In other words, Florida homeowners who were the victims of fraudulent foreclosure cases cannot re-open the foreclosure case after it was dismissed by the lender. Instead, banks are allowed to drop the faulty case and then re-file a new foreclosure case against the homeowner with the proper documentation.
Foreclosure defense attorneys throughout the state expressed great disappointment that the bench sided with the lenders. A disgruntled Royal Palm Beach-based foreclosure defense said the court "spoke loud and clear that it doesn't care about litigants that abuse of the court system and that fraud is OK." He said banks now have free reign to file fraudulent documents with the court and if they get caught they can just dismiss the case and start over.
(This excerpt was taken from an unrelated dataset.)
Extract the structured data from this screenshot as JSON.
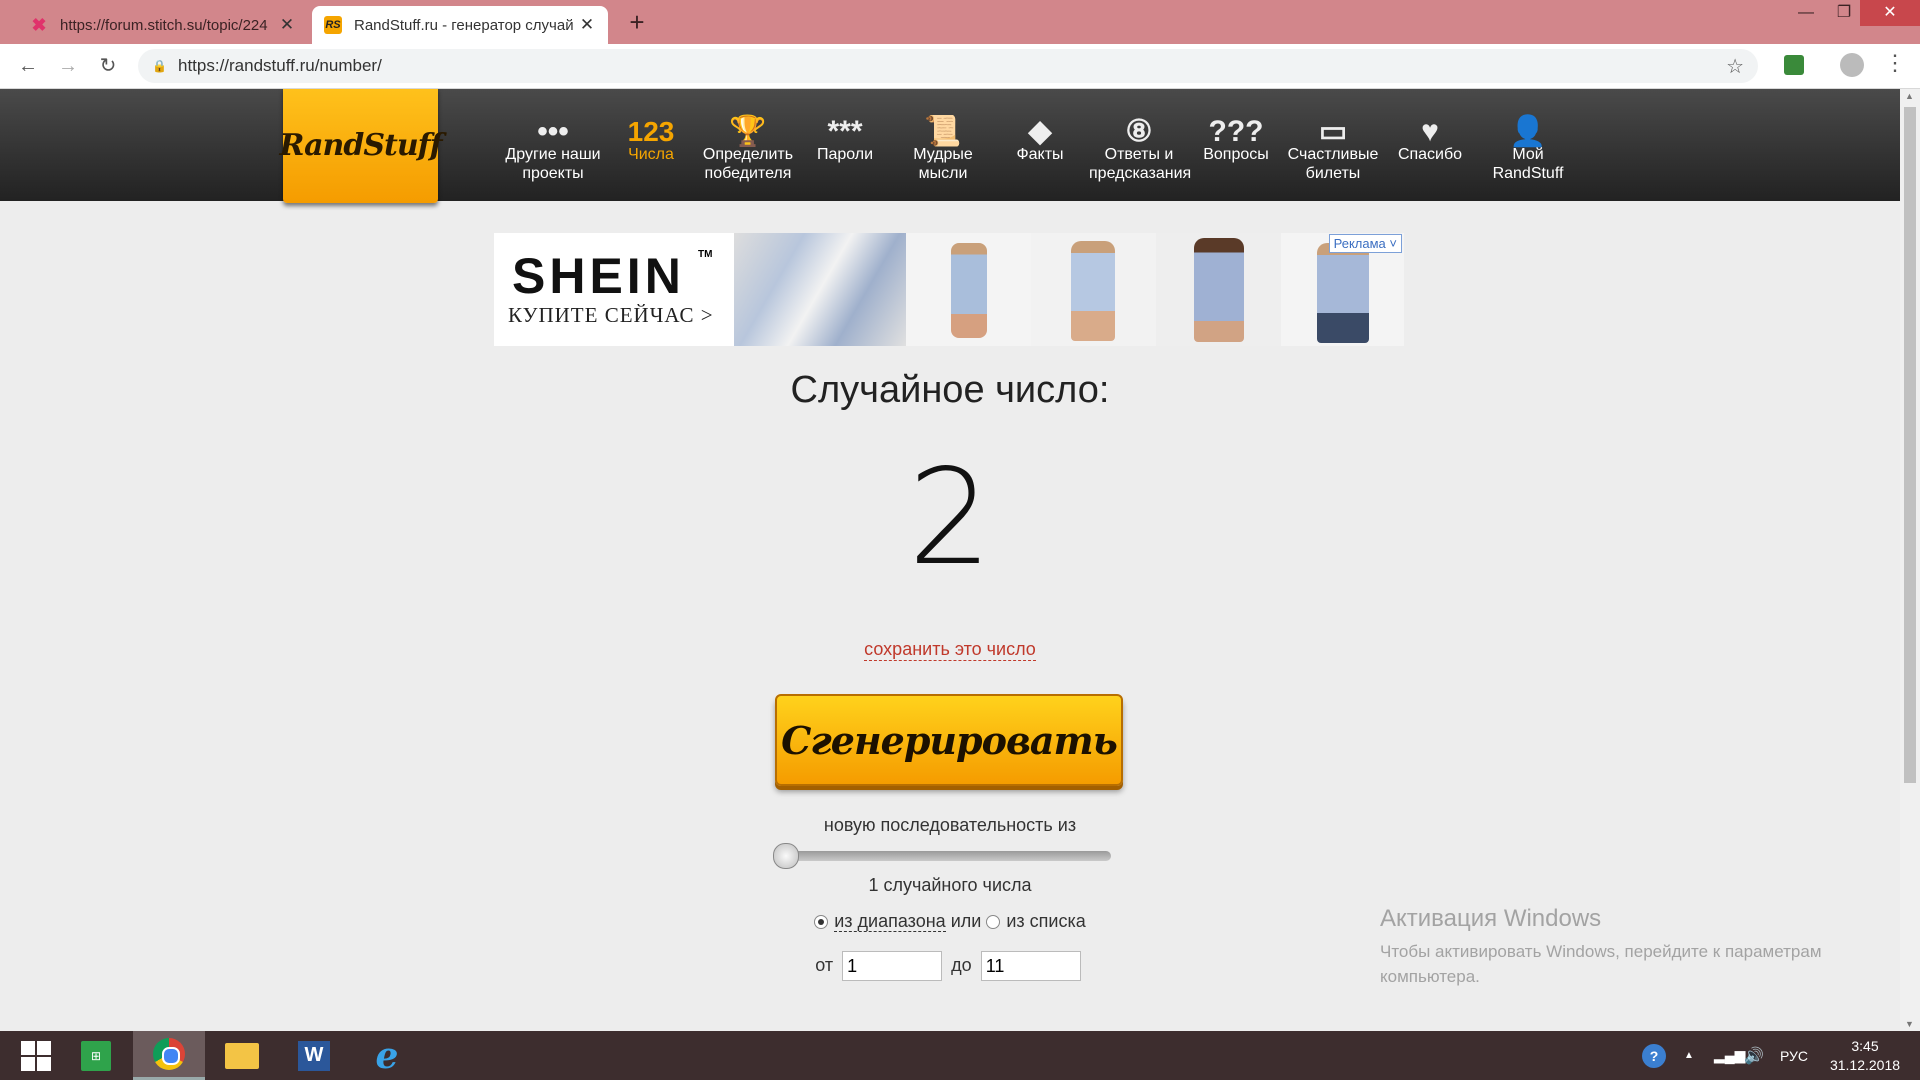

Although, a University of Florida law professor pointed out that there are still some consequences banks could face for filing fraudulent documents. For one, attorneys could be referred to the Florida Bar and could face sanctions or a licenses suspension or revocation. Additionally, homeowners could ask for attorney fees in cases that are voluntarily dismissed.
The state Supreme Court case, Roman Pino v. the Bank of New York, was actually settled before trial between the homeowner, Roman Pino, and his lender, Bank of New York. However, the Supreme Court decided to rule on the issue anyway, saying that it could affect the "mortgage foreclosure crisis throughout this state."